Building a clearer picture of the pandemic’s effect will enable researchers to make key recommendations that shape the provision of services as restrictions ease.
So far 134 parents have completed the survey – half are parents of young people with intellectual difficulties and half are parents of typically developed children. Researchers are keen to hear from more families.
Intellectual disability – or ID – is a term used when a person has certain limitations in cognitive functioning and skills, including communication, social and self-care skills.
Hearing from both groups of parents and carers offers a helpful comparison when assessing the impacts of the pandemic and lockdown on families, researchers say.
A majority of respondents say their children have experienced mild to moderate symptoms of depression (59 per cent), stress (57per cent) and anxiety (51 per cent) during the pandemic.
Smaller numbers of parents report that their children have experienced more severe – or extremely severe – symptoms of depression (15 per cent), stress (4 per cent), and anxiety (30 per cent).
The study team has also found a significant association between children’s challenging behaviours and parents’ mental health.
An increase in difficult behaviours – such as children becoming overwhelmed or overexcited – is linked to an increase in poor parent mental health, results suggest.

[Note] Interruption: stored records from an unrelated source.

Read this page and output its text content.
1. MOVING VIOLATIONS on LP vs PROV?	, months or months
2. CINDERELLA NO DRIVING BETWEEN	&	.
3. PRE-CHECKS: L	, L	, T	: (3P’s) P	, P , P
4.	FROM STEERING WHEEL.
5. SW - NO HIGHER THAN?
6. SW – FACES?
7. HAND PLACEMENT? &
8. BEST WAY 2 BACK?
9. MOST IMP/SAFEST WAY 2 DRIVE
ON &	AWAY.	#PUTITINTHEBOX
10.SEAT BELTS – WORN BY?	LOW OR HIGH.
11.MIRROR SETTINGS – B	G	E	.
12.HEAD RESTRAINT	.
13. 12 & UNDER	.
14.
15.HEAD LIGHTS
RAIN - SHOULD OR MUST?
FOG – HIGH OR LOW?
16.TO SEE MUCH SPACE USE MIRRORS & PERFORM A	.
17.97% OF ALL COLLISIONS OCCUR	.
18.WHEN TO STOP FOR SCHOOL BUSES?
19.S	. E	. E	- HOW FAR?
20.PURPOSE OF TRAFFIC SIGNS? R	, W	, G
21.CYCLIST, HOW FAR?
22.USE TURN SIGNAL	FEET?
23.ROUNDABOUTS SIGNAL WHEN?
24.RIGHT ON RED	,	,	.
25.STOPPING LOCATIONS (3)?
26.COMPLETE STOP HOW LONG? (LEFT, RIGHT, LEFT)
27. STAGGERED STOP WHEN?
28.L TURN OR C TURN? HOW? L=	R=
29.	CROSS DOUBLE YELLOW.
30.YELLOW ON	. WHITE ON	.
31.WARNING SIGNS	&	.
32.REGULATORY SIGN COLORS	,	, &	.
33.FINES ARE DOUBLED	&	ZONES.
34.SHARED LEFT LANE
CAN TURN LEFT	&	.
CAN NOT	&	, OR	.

So too are traits such as being stubborn, uncooperative or anxious.
The team has found that parents of children with ID are experiencing poorer mental health themselves and more challenging child behaviour compared with parents whose children do not have ID.
Early survey findings are providing insights into the types of support used by parents prior to lockdown and right up to present day.
Across the whole sample, the team found that before lockdown, informal help from friends and family was the most commonly used type of support.
This has decreased during the pandemic and has not quite returned to the same levels as pre-lockdown, the findings suggest.
This is the same for other types of support, including formal respite care and outreach services. All have dropped during lockdown and are still at lower levels now compared with prior to lockdown.
The trend may be attributable to services being closed, or unable to resume full-time since closing during lockdown.
Researchers say that despite the country being in a ‘recovery phase’, there is still a lack of service uptake – often because services are not available – and families are suffering.
Lead researcher Hope Christie, of the University of Edinburgh’s School of Health in Social Science, said: “More work is needed to find out how best to support families – completing the survey can help build a clearer picture of families’ experiences.”
The research is funded by the Economic and Social Research Council , as part of UK Research and Innovation's rapid response to Covid-19.